Accumulation of ⁵¹Cr-labeled T cells and DCs at skin sites of ACD. Mice were sensitized and challenged with the hapten OXA. T cells and DCs were generated as described in Methods, labeled with ⁵¹Cr, and injected intravenously 24 hours after hapten challenge. Six hours later, ears and internal organs were harvested and ⁵¹Cr was counted. Data represent percentage of incorporated ⁵¹Cr in the ear in relation to the combined radioactivity uptake in lungs, liver, and spleen. *P < 0.01 for WT versus CD18^–/– T cells; P = not significant for all other groups.

Figure 9

LCs in WT and CD18^–/– mice. (a) Mice that were either left untreated, or were treated with topical mometasone-17-(2-furoate) 5 days or 25 days prior to assessment of LC density.
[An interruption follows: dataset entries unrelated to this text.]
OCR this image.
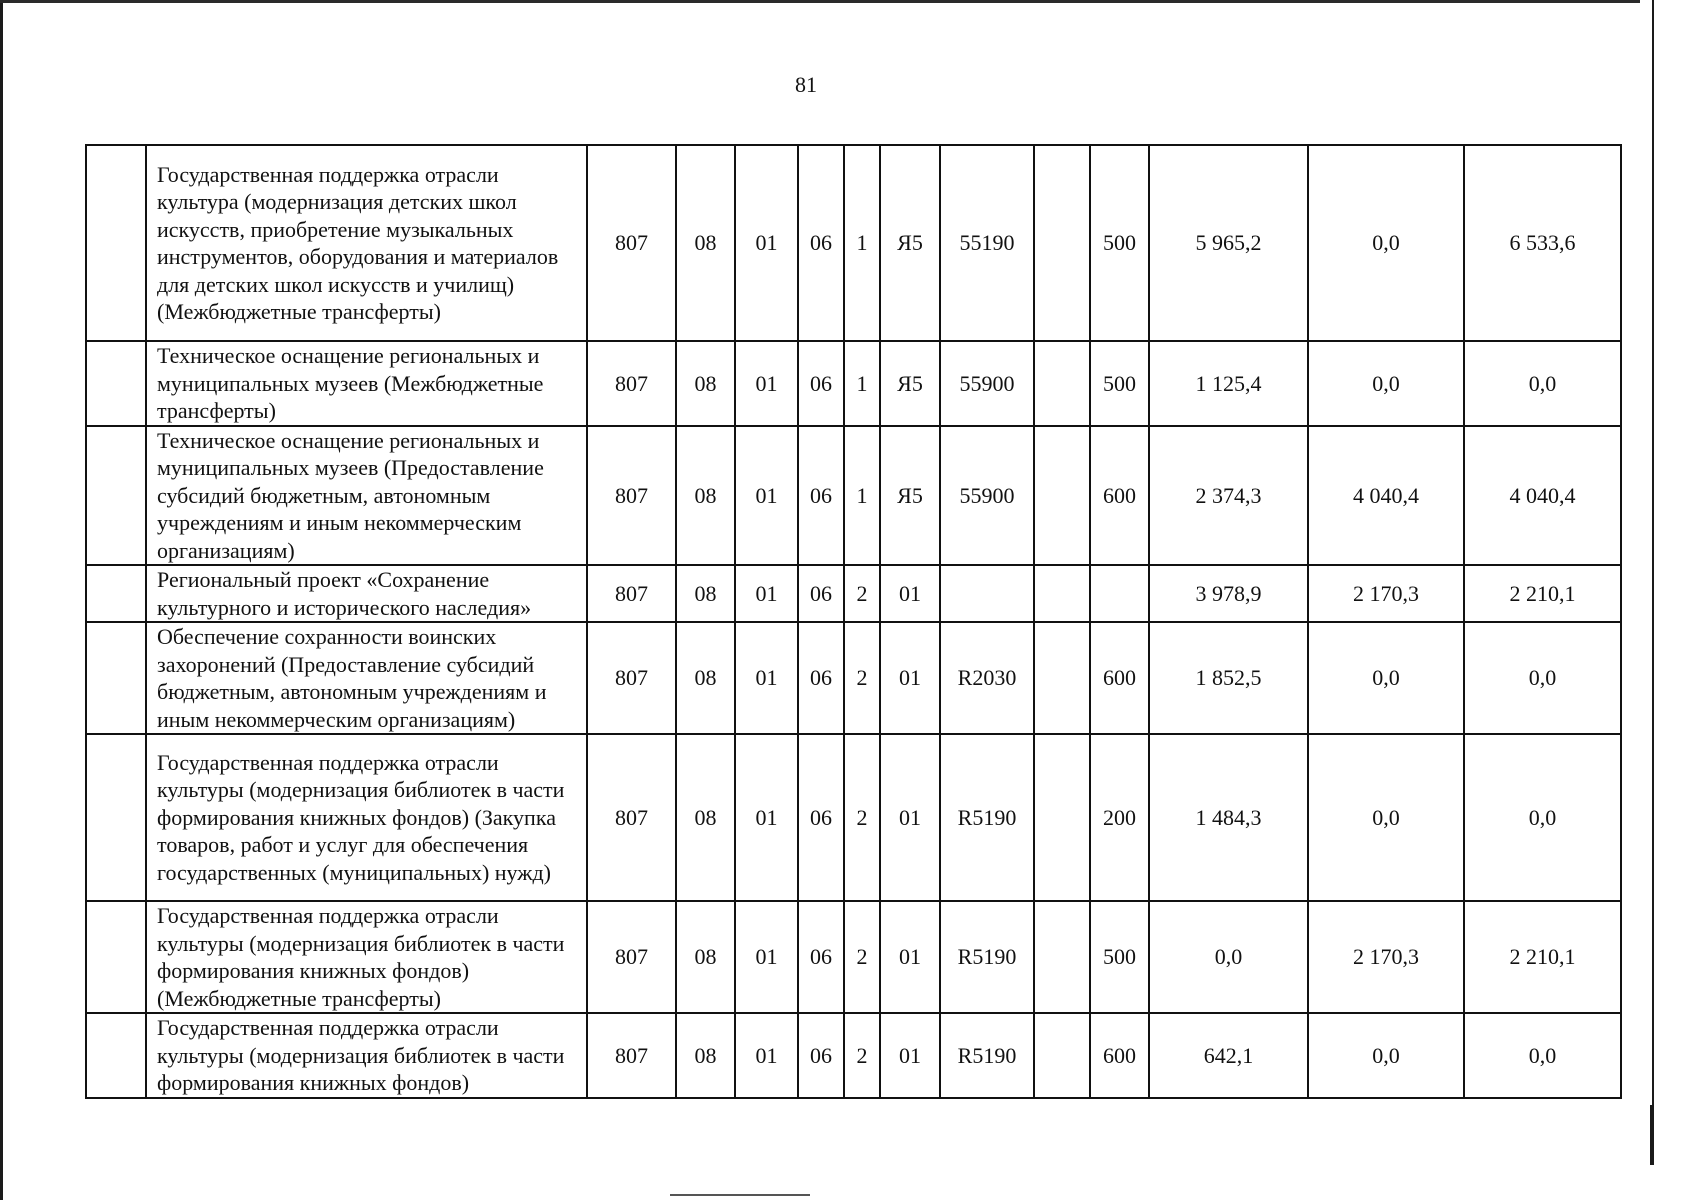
81
	Государственная поддержка отрасли культура (модернизация детских школ искусств, приобретение музыкальных инструментов, оборудования и материалов для детских школ искусств и училищ) (Межбюджетные трансферты)	807	08	01	06	1	Я5	55190		500	5 965,2	0,0	6 533,6
	Техническое оснащение региональных и муниципальных музеев (Межбюджетные трансферты)	807	08	01	06	1	Я5	55900		500	1 125,4	0,0	0,0
	Техническое оснащение региональных и муниципальных музеев (Предоставление субсидий бюджетным, автономным учреждениям и иным некоммерческим организациям)	807	08	01	06	1	Я5	55900		600	2 374,3	4 040,4	4 040,4
	Региональный проект «Сохранение культурного и исторического наследия»	807	08	01	06	2	01				3 978,9	2 170,3	2 210,1
	Обеспечение сохранности воинских захоронений (Предоставление субсидий бюджетным, автономным учреждениям и иным некоммерческим организациям)	807	08	01	06	2	01	R2030		600	1 852,5	0,0	0,0
	Государственная поддержка отрасли культуры (модернизация библиотек в части формирования книжных фондов) (Закупка товаров, работ и услуг для обеспечения государственных (муниципальных) нужд)	807	08	01	06	2	01	R5190		200	1 484,3	0,0	0,0
	Государственная поддержка отрасли культуры (модернизация библиотек в части формирования книжных фондов) (Межбюджетные трансферты)	807	08	01	06	2	01	R5190		500	0,0	2 170,3	2 210,1
	Государственная поддержка отрасли культуры (модернизация библиотек в части формирования книжных фондов)	807	08	01	06	2	01	R5190		600	642,1	0,0	0,0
Ear skin was obtained, and epidermal sheets were prepared and stained for I-A⁺ epidermal cells, as described in Methods. (b) Ears were treated with the fluorescent hapten FITC. Regional LNs were prepared 18 hours later, and LN cells were stained with phycoerythrin-labeled anti–I-A antibodies and subjected to flow cytometry. LCs were gated based on FSC/SSC characteristics. Numbers in boxes indicate the percentage of double positive cells.